There is another issue here too which Commonwealth immigration likely won’t solve, at least not easily. A lot of the coming problem is in social care staffing levels, particularly in the basic care providers, and these people are paid at or near minimum wage and work in typical grinding conditions. There are a lot of them and the turnover is high. The EU offers an ideal way for the social care system to continue operating under this model, since there is a regular flow of temporary care workers, but it will be very hard to support this industrial model based on Commonwealth immigration unless similar borderless arrangements can be put in place.

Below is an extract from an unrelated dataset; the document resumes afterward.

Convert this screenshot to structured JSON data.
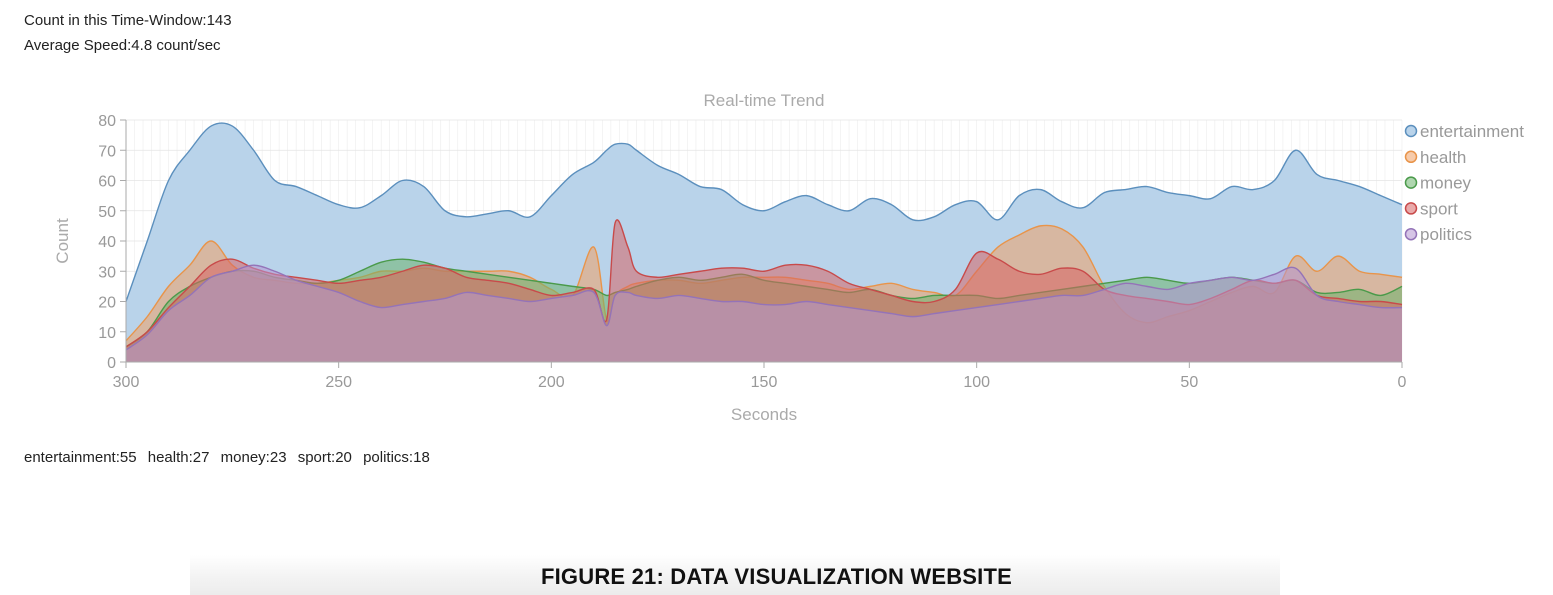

Without a regular supply of transient labour this industry is going to need a change in employment model, more along the lines of Japan or some other EU countries where low level care work staff are credentialled, offered permanent positions, paid the proper value of their labour, and offered a career structure. There will still be a place for temporary and part time workers but without a large pool of easily-replaced staff it’s impossible to run the current model. The alternative model will require a lot of money, at a time when the councils (which fund social care) are suffering significant cutbacks. To be clear, I think the current model is terrible – it means that elderly people are being cared for by unskilled, underpaid people – but changing to a better model is going to be expensive. (For a discussion of care home employment practices see this Guardian article, which seems well sourced).
I can’t see any way the care home sector can continue to function if they can’t recruit staff and don’t have the money to pay more. But you’re right, an open borders arrangement with a couple of developing Commonwealth countries would do the job … I’m sure Little England is all for such an idea!
June 1, 2017 at 8:50 pm
And then there’s the other way out – loosen prescriptions on opioids, turn a blind eye to alcohol and problem solved as death rates rise. Worked in the ex Soviet Union, is working in the US, why not Britain?
June 4, 2017 at 6:20 pm
I’ll be coming back to a discussion of opiates in a few weeks, I think … I don’t see it as a conspiracy but I do think if people are not getting the health care they need because they can’t afford it, it’s natural for doctors to want to give them pain relief as a kind of work around for their problems. In America given the health insurance problems they have this likely means a lot of people seeing non-specialist doctors infrequently while taking opioids for chronic pain, even though opioids are known to be bad in that situation. This could explain some portion of the problems they have seen growing in the past few years. I also think though that there must have been changes to drug access laws, though I’ve seen nothing about that yet.
The NHS is now starting to ration things like hip replacements. That is surely going to lead to increased use of drugs to manage chronic pain in people who are waiting very long periods for quality care. The results of that will potentially lead to the same problems as the US is seeing.